Looking for a Good Deal
Executive Summary
A survey of more than 150 pharmaceutical company senior business development and licensing executives comment on which types of deal-making would play the greatest role in deal-making industry-wide over the next two years.
A lot of people think deal-making is getting more innovative—but not at their companies.
A survey of more than 150 pharmaceutical company senior business development and licensing executives at this year's Pharmaceutical Strategic Alliances Conference, held in New York, September 16-17, asked which of four types of deal-making—horizontal consolidation, disease management/market channel, genomics/drug discovery, or traditional in-licensing and co-promotion—would play the greatest role in deal-making industry-wide over the next two years. The winners, consolidation and drug discovery, which together earned votes from 70% of the respondents.
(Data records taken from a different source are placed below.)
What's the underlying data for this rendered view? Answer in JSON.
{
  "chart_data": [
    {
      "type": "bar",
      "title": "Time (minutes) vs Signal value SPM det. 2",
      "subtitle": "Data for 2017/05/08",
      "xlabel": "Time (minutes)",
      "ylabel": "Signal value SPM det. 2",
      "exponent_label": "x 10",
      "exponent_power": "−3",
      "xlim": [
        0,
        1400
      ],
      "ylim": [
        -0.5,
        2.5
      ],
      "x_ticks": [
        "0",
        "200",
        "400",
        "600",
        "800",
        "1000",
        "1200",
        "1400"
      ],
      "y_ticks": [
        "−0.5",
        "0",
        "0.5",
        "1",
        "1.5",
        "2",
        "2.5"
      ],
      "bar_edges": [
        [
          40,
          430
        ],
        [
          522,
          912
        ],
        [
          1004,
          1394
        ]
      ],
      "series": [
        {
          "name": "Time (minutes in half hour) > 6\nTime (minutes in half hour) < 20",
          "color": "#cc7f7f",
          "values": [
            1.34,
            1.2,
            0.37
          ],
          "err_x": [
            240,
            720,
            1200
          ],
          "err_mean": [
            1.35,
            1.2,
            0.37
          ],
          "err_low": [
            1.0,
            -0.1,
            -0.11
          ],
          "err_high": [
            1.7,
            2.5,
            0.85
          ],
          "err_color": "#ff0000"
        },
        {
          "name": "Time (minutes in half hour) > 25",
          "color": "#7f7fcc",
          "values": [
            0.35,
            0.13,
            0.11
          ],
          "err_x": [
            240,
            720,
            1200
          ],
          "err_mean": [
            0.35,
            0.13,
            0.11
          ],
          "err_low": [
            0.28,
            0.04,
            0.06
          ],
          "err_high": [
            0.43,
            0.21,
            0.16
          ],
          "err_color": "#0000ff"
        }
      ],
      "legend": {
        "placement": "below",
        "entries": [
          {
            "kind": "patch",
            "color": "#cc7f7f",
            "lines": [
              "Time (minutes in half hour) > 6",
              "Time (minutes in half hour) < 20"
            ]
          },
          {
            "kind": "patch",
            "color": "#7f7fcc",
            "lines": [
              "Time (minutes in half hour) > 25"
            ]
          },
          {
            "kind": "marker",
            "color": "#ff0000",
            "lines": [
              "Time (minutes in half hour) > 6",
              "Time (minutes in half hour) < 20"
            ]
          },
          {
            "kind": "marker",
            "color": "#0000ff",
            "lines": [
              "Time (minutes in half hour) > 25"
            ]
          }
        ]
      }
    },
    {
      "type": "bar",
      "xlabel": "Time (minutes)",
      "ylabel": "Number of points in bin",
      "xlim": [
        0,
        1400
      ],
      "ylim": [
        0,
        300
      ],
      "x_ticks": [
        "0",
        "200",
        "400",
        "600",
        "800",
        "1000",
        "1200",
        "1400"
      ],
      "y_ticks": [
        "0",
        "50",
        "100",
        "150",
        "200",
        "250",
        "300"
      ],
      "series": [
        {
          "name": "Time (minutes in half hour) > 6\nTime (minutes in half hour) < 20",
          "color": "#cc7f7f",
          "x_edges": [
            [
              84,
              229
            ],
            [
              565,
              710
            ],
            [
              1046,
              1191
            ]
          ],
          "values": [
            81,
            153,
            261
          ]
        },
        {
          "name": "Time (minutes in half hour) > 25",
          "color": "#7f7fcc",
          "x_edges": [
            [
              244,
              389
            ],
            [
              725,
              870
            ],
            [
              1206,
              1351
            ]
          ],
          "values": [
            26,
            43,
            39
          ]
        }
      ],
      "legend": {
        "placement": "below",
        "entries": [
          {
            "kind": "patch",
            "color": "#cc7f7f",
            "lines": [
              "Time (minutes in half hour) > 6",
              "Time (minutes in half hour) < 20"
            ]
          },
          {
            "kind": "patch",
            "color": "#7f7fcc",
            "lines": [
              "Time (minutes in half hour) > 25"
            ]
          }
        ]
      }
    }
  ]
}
But asked which of the four deal types their own companies were most likely to engage in, traditional deals scored highest, by a relatively wide margin over drug discovery, which dropped from 37% to 28%.
Consistent with this view, the business development executives indicated they were hungrier than ever for late-stage product deals. Fully 86% said they're more interested in late-stage deals now than they were two years ago. At the same time, 55% said they felt they were seeing fewer late-stage opportunities than they have in the past. Nearly 60% said they were also looking outside the pharmaceutical/biotech industry—to diagnostics, devices, or information technology—for alliance opportunities.